The two sisters were sitting on a couch when Lincoln saw them and was quite taken with Mary.  She was 5’ 2” and pretty and vivacious.  The gangling Lincoln went up to her and said he “wanted to dance with her in the worst way.”  Mary accepted, despite Elizabeth’s disapproval, but between their height difference and Lincoln not being a very good dancer, the dance wasn’t a success.  When he returned Mary to her sister, Elizabeth asked her what she thought of him, expecting a firm thumb’s-down.  But Mary said she could tell he was an honest man, because after all he’d said he wanted to dance with her “in the worst way.”

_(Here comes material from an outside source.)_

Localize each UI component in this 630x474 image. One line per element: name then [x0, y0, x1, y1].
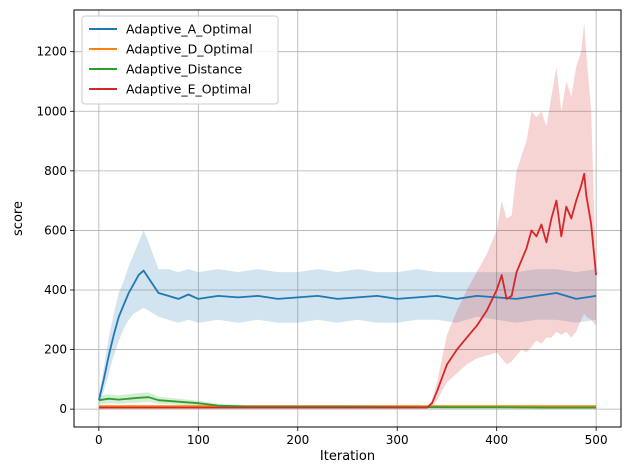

Oddly, Mary had said from when she was a child that she wanted to marry the president.  When they married, nothing looked further from reality than Lincoln becoming president, though we know how that turned out.  I feel sure her childhood dream of being a president's wife hadn't included assassination, showing that when you set your mind on achieving something, be sure you really want it.


Lincoln’s Tomb

Lincoln's tomb
explaining the present structure




















After Lincoln was assassinated, his friends formed an association to raise funds to build a tomb.  The site was chosen by the Lincoln family.  In 1868 funds had been raised and a design competition was held.  In 1874, President Grant dedicated the tomb.  In 1895, the last surviving member of the association deeded the tomb to the State of Illinois.  The renovations began in 1899, as you see in the photo at right above.

closeup of statues
explains the statuary
















As you can see above, the balcony curves out below Lincoln's statue and at the center of the curve is the plaque below.

The Gettysburg Address
Just below the plaque is the entrance to the tomb where the Lincoln family is buried.  I didn't go in so can't tell you any more than is in the renovation sign above.

The bust of Lincoln (right) has an odd myth connected to it: rubbing his nose brings good luck, which explains the reason for its different appearance.  I can't imagine where that came from, and I didn't do that either, but I saw others who did.

There are several other Lincoln-related locations around town - after all, he spent 20 years here.  But these were the only two I visited.